I'm not sure what you're getting out of this, I assume you don't believe a woman has a right to consent or don't believe in coercion.

That's absolutely fine. You carry on not believing in it. The law remains the same.

And you continue to lie.

I think that shows the strength of your argument.

Maitri108 · 13/04/2025 16:18

Thisistyresome · 13/04/2025 16:15

And you continue to lie.

I think that shows the strength of your argument.

Calling people liars because you don't have a leg to stand on just proves your immaturity.

Newbie887 · 13/04/2025 20:14

Thisistyresome · 13/04/2025 16:15

And you continue to lie.

I think that shows the strength of your argument.

I agree with you. This isn’t rape, and to make out like it is is offensive to rape victims.

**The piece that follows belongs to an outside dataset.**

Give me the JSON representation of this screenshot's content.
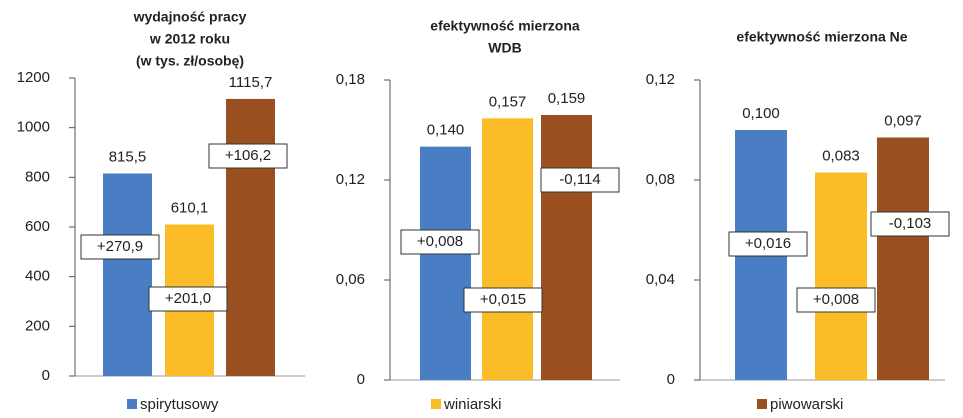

The fact is this is a nuanced situation. To run into the discussion shouting “you’re being raped! Leave the bastard!” is treating the situation as black and white, when it isn’t. It also isn’t helpful to the OP, who has repeatedly said she wants to keep her family together, and is asking about how to cope with the problem within this framework.

Maitri108 · 13/04/2025 20:20

Newbie887 · 13/04/2025 20:14

I agree with you. This isn’t rape, and to make out like it is is offensive to rape victims.

The fact is this is a nuanced situation. To run into the discussion shouting “you’re being raped! Leave the bastard!” is treating the situation as black and white, when it isn’t. It also isn’t helpful to the OP, who has repeatedly said she wants to keep her family together, and is asking about how to cope with the problem within this framework.

To make out rape is nuanced is offensive to rape victims.

SergeantDawkins · 14/04/2025 13:19

It’s not “enthusiastic consent” though is it, which is what is taught to young people now as the bare minimum, as it should be, in order to prevent women being victims of pressure and coercion.

OctoberandApril · 15/04/2025 21:16

I'm just watching the film Alice, Darling. If the OP feels like that it must be awful. Even with Children I would split up.

OctoberandApril · 15/04/2025 22:01

MrsFunnyFanny · 09/04/2025 10:22

I could have written this myself. My husband has a really high sex drive, and mine has just about disappeared. I’m menopausal, and sex just doesn’t feel nice any more - for my body or for my mind. Like the OP I ‘give in’ and do it every week or so, and like her DH, mine says he’s just not prepared to live in a sexless marriage. We’ve been together 22 years, and he’s always been sex-obsessed. Recently I lost my shit with him during a very stressful time in my life, and told him to back off for once and for all. I told him if he persists in making sexual advances, sexual comments and innuendoes, and basically expecting sex as his ‘right’, then he can just leave and we’ll call it a day. And I meant it. I really felt like I needed to take control back of the situation and of my own body. I meant it. I love him, but I just can’t be arsed most of the time, and things that didn’t bother me in years gone by now repulse me. He would talk about taking me away, for nights or weekends, and would say it was for my benefit, to get away from stress etc. except it wasn’t - it was because he wanted sex and thought he would get it in a hotel room. On one occasion, he actually packed sexy underwear and sex toys - for me…without any discussion or consent from me. He whipped them out of his case and expected me to be pleased. I told him to fuck right off. We’re now in the situation where he’s agreed to back off and let things happen when I want them to. Except I don’t really lol.
Like the OP, I was wondering if this high sex drive in men eventually peters off, but there’s no sign of that here, and he’s mid fifties. He doesn’t want to split up, so I’ve been very clear that the only way to avoid that is to stop talking about, asking for, or expecting sex. It’s not his right, and I was fed up of being treated like a chattel or a plaything whenever he wanted to get his end away.
It DOES feel abusive being treated like that - probably because it IS.
I feel better for drawing a line in the sand - but I honestly meant it when I said our marriage wouldn’t last unless he seriously changed his outlook.

Are you still together, if so has he ever had an affair?